Infoscience

Journal article

Chemical strategies for controlling protein folding and elucidating the molecular mechanisms of amyloid formation and toxicity

It has been more than a century since the first evidence linking the process of amyloid formation to the pathogenesis of Alzheimer's disease. During the last three decades in particular, increasing evidence from various sources (pathology, genetics, cell culture studies, biochemistry, and biophysics) continues to point to a central role for the pathogenesis of several incurable neurodegenerative and systemic diseases. This is in part driven by our improved understanding of the molecular mechanisms of protein misfolding and aggregation and the structural properties of the different aggregates in the amyloid pathway and the emergence of new tools and experimental approaches that permit better characterization of amyloid formation in vivo. Despite these advances, detailed mechanistic understanding of protein aggregation and amyloid formation in vitro and in vivo presents several challenges that remain to be addressed and several fundamental questions about the molecular and structural determinants of amyloid formation and toxicity and the mechanisms of amyloid-induced toxicity remain unanswered. To address this knowledge gap and technical challenges, there is a critical need for developing novel tools and experimental approaches that will not only permit the detection and monitoring of molecular events that underlie this process but also allow for the manipulation of these events in a spatial and temporal fashion both in and out of the cell. This review is primarily dedicated in highlighting recent results that illustrate how advances in chemistry and chemical biology have been and can be used to address some of the questions and technical challenges mentioned above.
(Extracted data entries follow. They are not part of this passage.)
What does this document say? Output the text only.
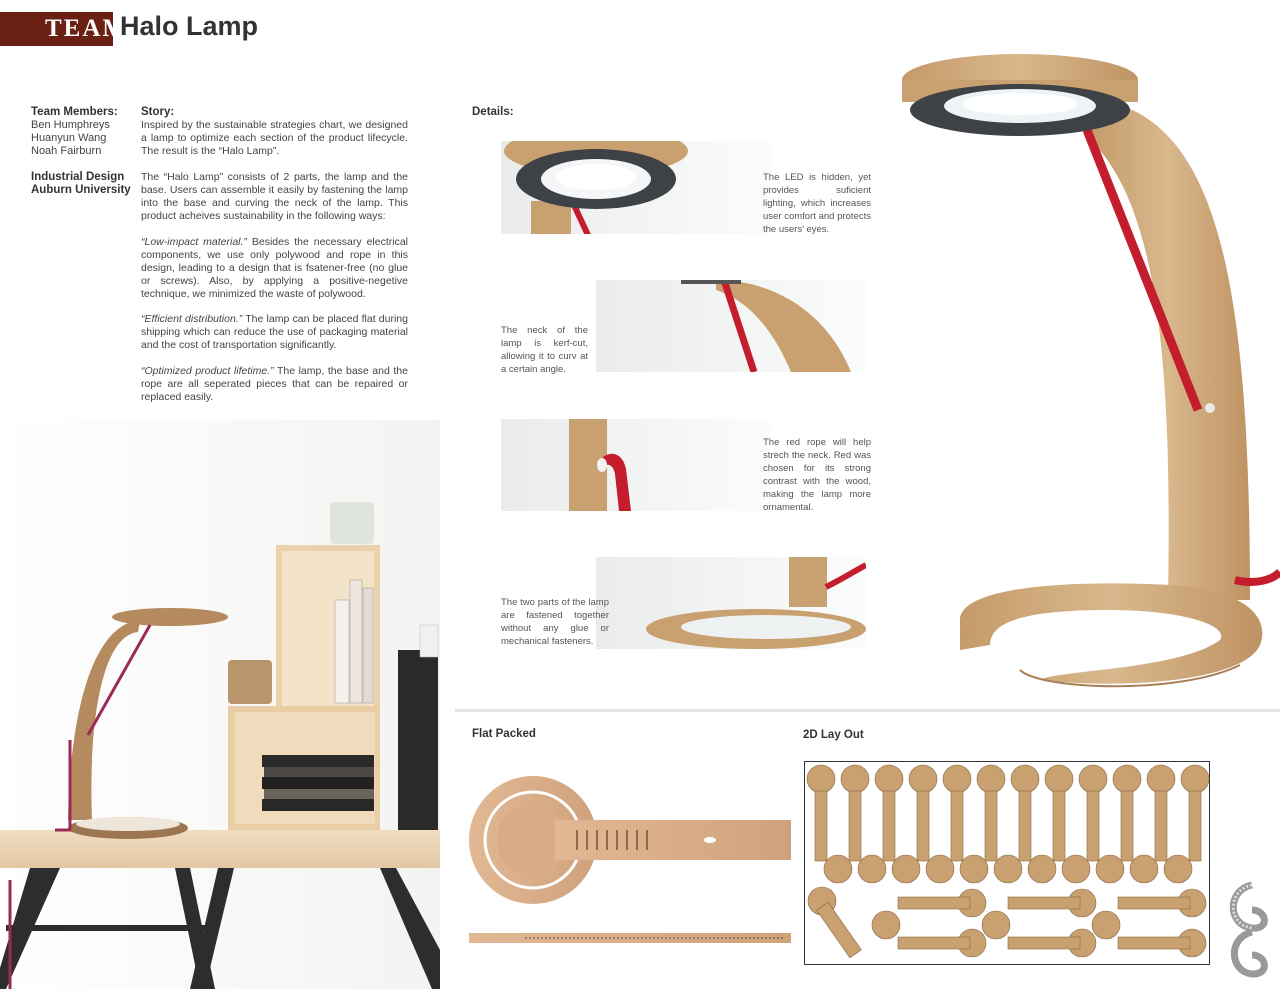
TEAM
Halo Lamp
Team Members:
Ben Humphreys
Huanyun Wang
Noah Fairburn
Industrial Design
Auburn University
Story:
Inspired by the sustainable strategies chart, we designed a lamp to optimize each section of the product lifecycle. The result is the “Halo Lamp”.
The “Halo Lamp” consists of 2 parts, the lamp and the base. Users can assemble it easily by fastening the lamp into the base and curving the neck of the lamp. This product acheives sustainability in the following ways:
“Low-impact material.” Besides the necessary electrical components, we use only polywood and rope in this design, leading to a design that is fsatener-free (no glue or screws). Also, by applying a positive-negetive technique, we minimized the waste of polywood.
“Efficient distribution.” The lamp can be placed flat during shipping which can reduce the use of packaging material and the cost of transportation significantly.
“Optimized product lifetime.” The lamp, the base and the rope are all seperated pieces that can be repaired or replaced easily.
Details:
The LED is hidden, yet provides suficient lighting, which increases user comfort and protects the users’ eyes.
The neck of the lamp is kerf-cut, allowing it to curv at a certain angle.
The red rope will help strech the neck. Red was chosen for its strong contrast with the wood, making the lamp more ornamental.
The two parts of the lamp are fastened together without any glue or mechanical fasteners.
Flat Packed	2D Lay Out
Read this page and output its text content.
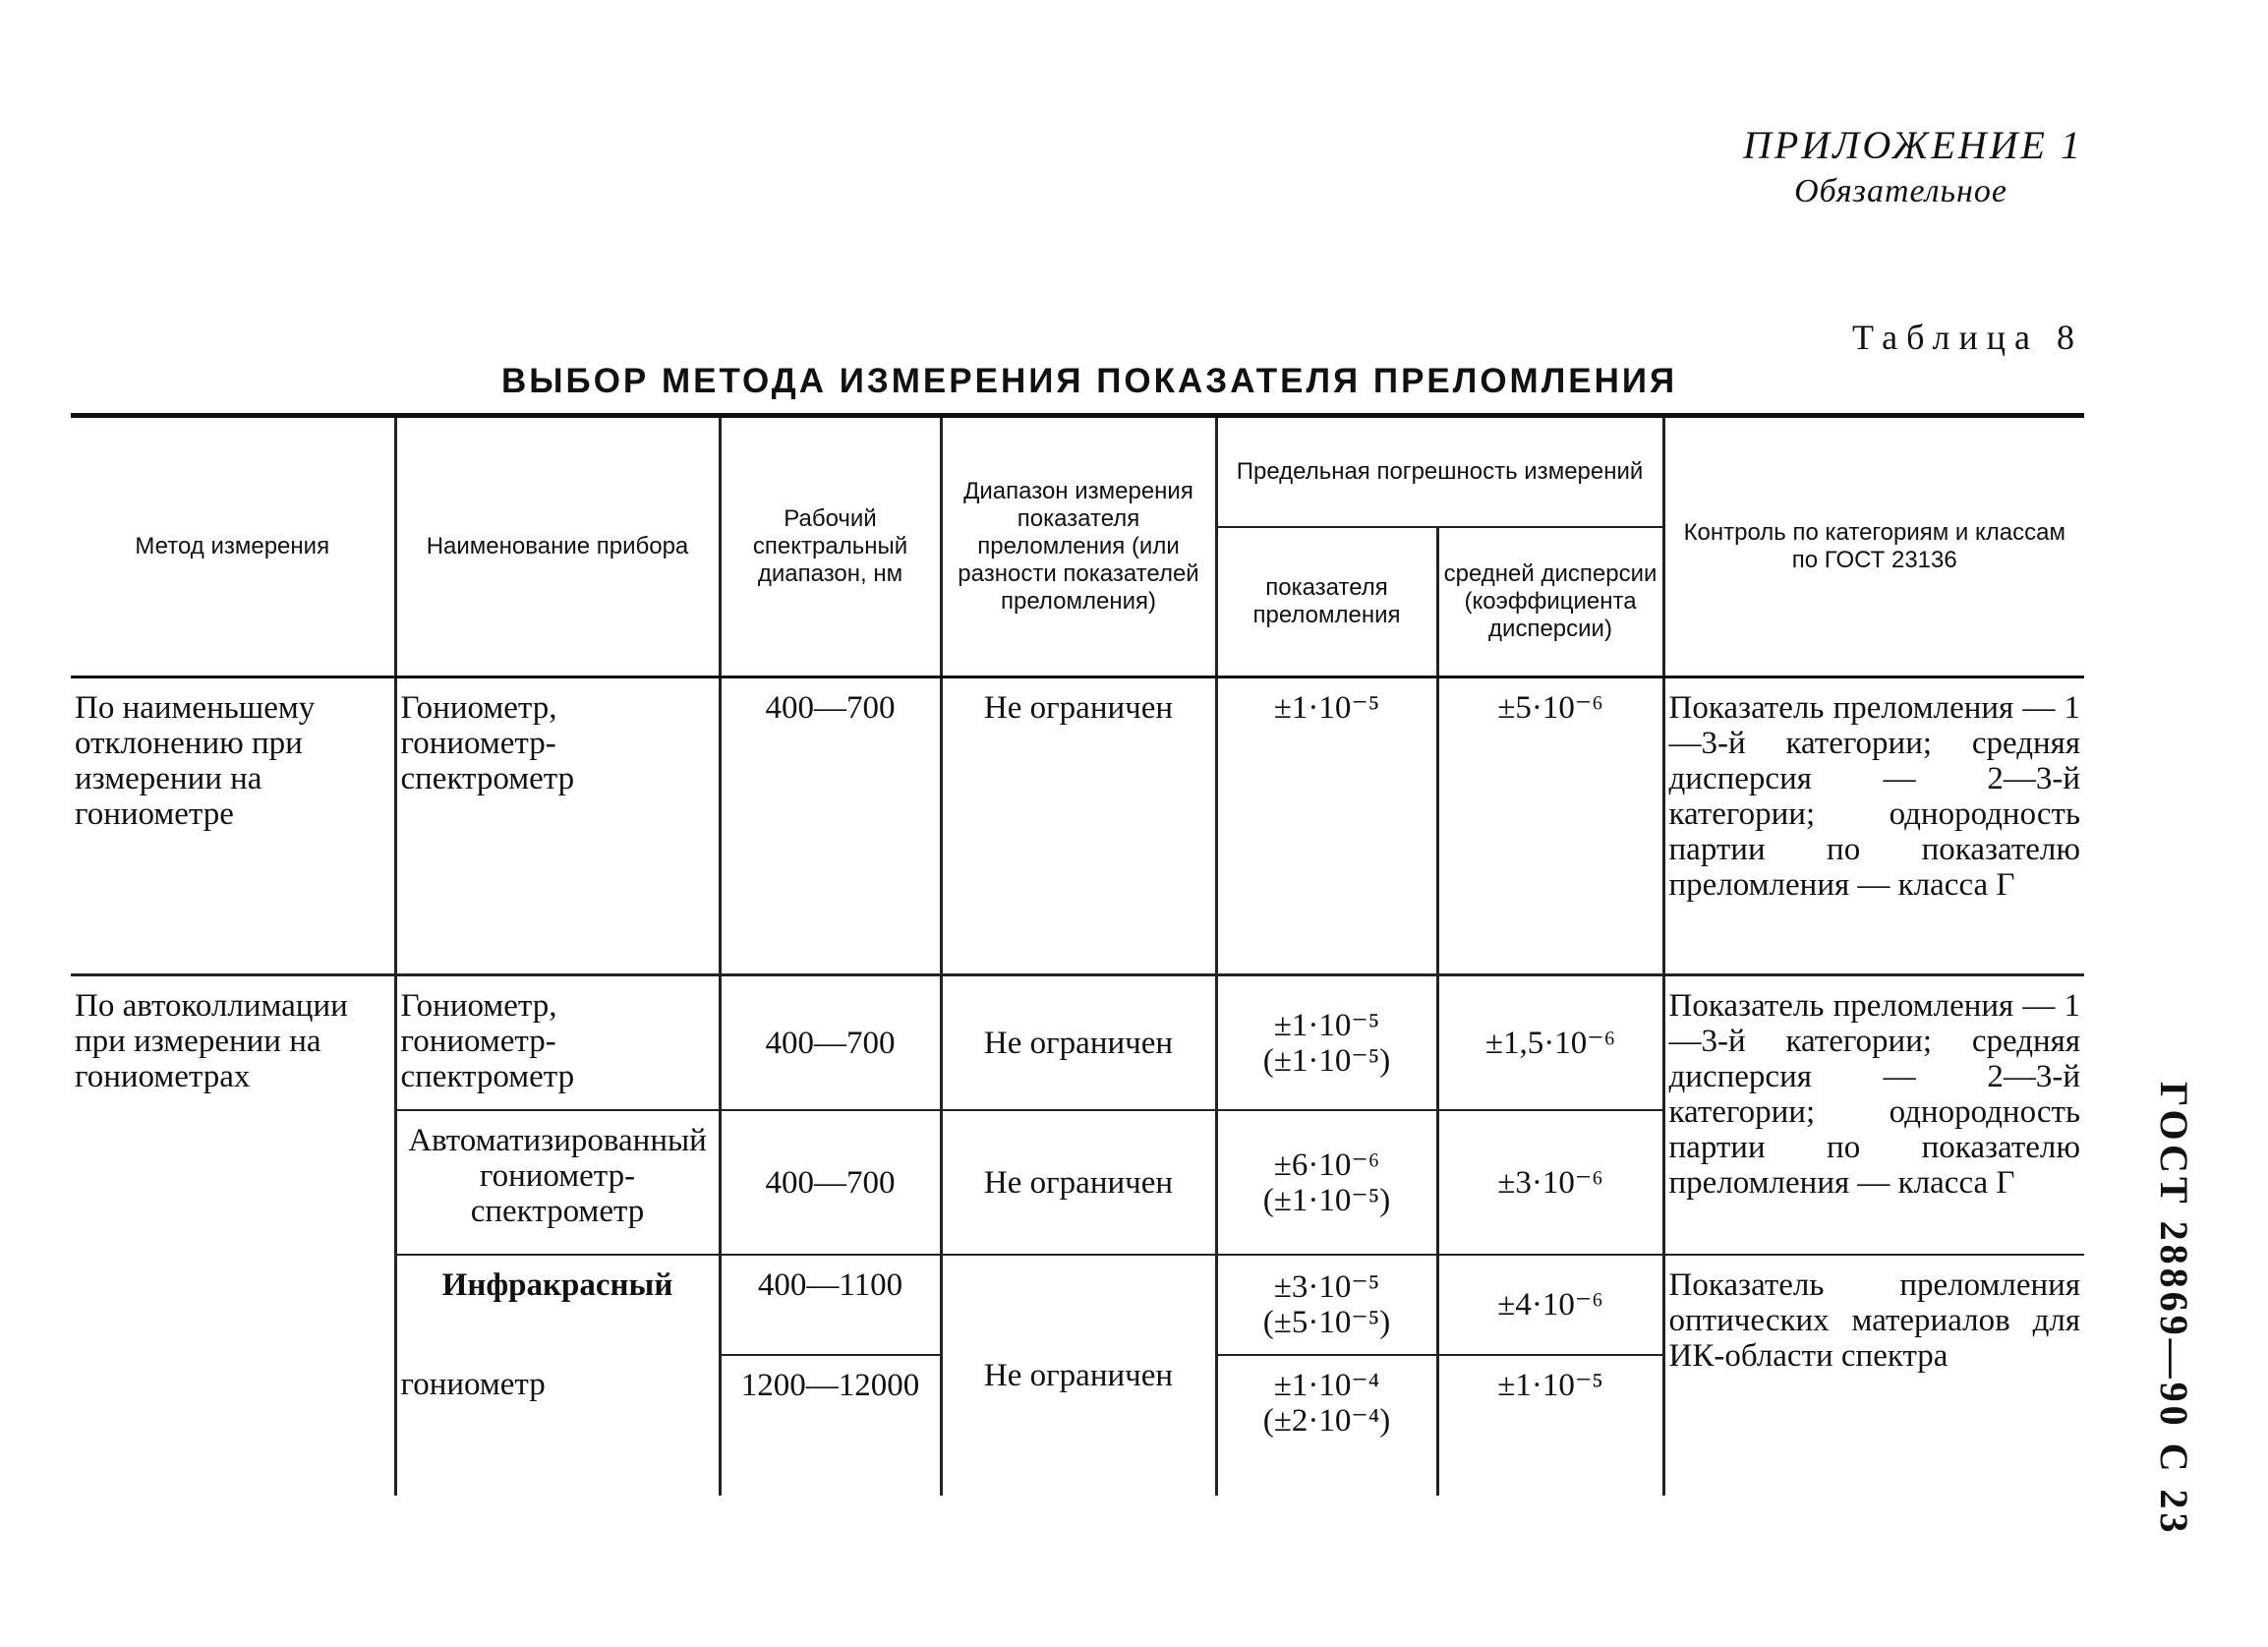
ПРИЛОЖЕНИЕ 1
Обязательное
Таблица 8
ВЫБОР МЕТОДА ИЗМЕРЕНИЯ ПОКАЗАТЕЛЯ ПРЕЛОМЛЕНИЯ
Метод измерения	Наименование прибора	Рабочий спектральный диапазон, нм	Диапазон измерения показателя преломления (или разности показателей преломления)	Предельная погрешность измерений		Контроль по категориям и классам по ГОСТ 23136
				показателя преломления	средней дисперсии (коэффициента дисперсии)	
По наименьшему отклонению при измерении на гониометре	Гониометр, гониометр-спектрометр	400—700	Не ограничен	±1·10⁻⁵	±5·10⁻⁶	Показатель преломления — 1—3-й категории; средняя дисперсия — 2—3-й категории; однородность партии по показателю преломления — класса Г
По автоколлимации при измерении на гониометрах	Гониометр, гониометр-спектрометр	400—700	Не ограничен	±1·10⁻⁵ (±1·10⁻⁵)	±1,5·10⁻⁶	Показатель преломления — 1—3-й категории; средняя дисперсия — 2—3-й категории; однородность партии по показателю преломления — класса Г
	Автоматизированный гониометр-спектрометр	400—700	Не ограничен	±6·10⁻⁶ (±1·10⁻⁵)	±3·10⁻⁶	
	Инфракрасный	400—1100	Не ограничен	±3·10⁻⁵ (±5·10⁻⁵)	±4·10⁻⁶	Показатель преломления оптических материалов для ИК-области спектра
	гониометр	1200—12000		±1·10⁻⁴ (±2·10⁻⁴)	±1·10⁻⁵		ГОСТ 28869—90 С 23
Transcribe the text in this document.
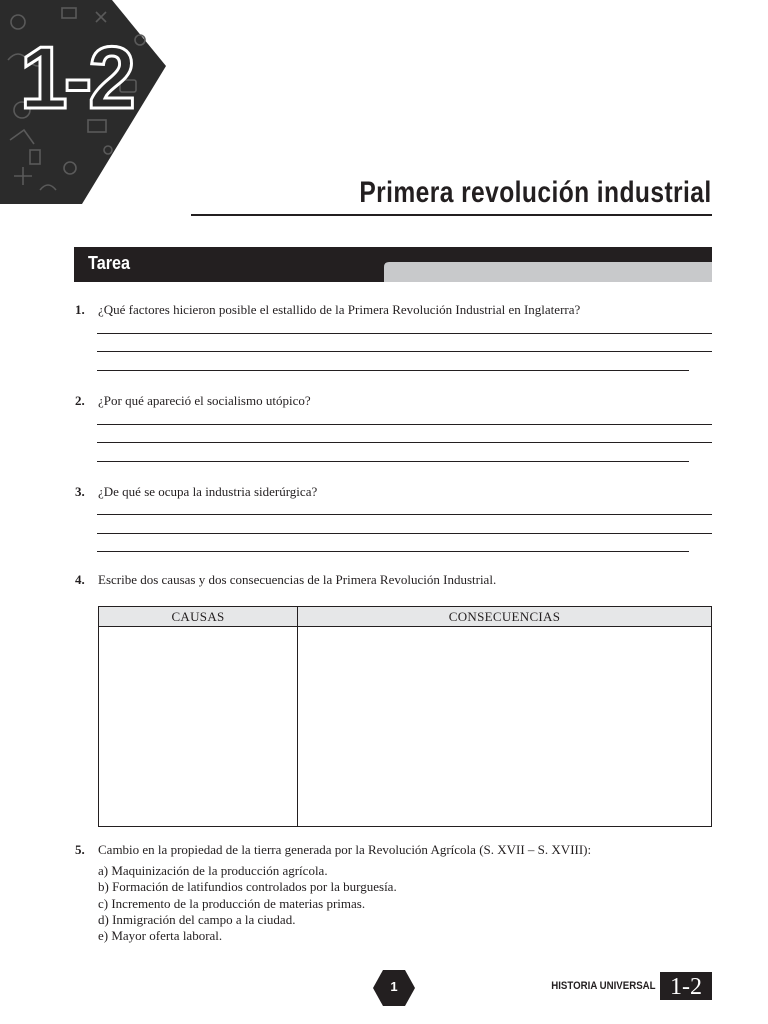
1-2
Primera revolución industrial
Tarea
1. ¿Qué factores hicieron posible el estallido de la Primera Revolución Industrial en Inglaterra?
2. ¿Por qué apareció el socialismo utópico?
3. ¿De qué se ocupa la industria siderúrgica?
4. Escribe dos causas y dos consecuencias de la Primera Revolución Industrial.
CAUSAS	CONSECUENCIAS

5. Cambio en la propiedad de la tierra generada por la Revolución Agrícola (S. XVII – S. XVIII):
a) Maquinización de la producción agrícola.
b) Formación de latifundios controlados por la burguesía.
c) Incremento de la producción de materias primas.
d) Inmigración del campo a la ciudad.
e) Mayor oferta laboral.
1	HISTORIA UNIVERSAL 1-2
We believe that combining recent advances in the development of new fluorescent probes, imaging tools that enabled the visualization and tracking of molecular events with advances in organic synthesis, and novel approaches for protein synthesis and engineering provide unique opportunities to gain a molecular-level understanding of the process of amyloid formation. We hope that this review will stimulate further research in this area and catalyze increased collaboration at the interface of chemistry and biology to decipher the mechanisms and roles of protein folding, misfolding, and aggregation in health and disease.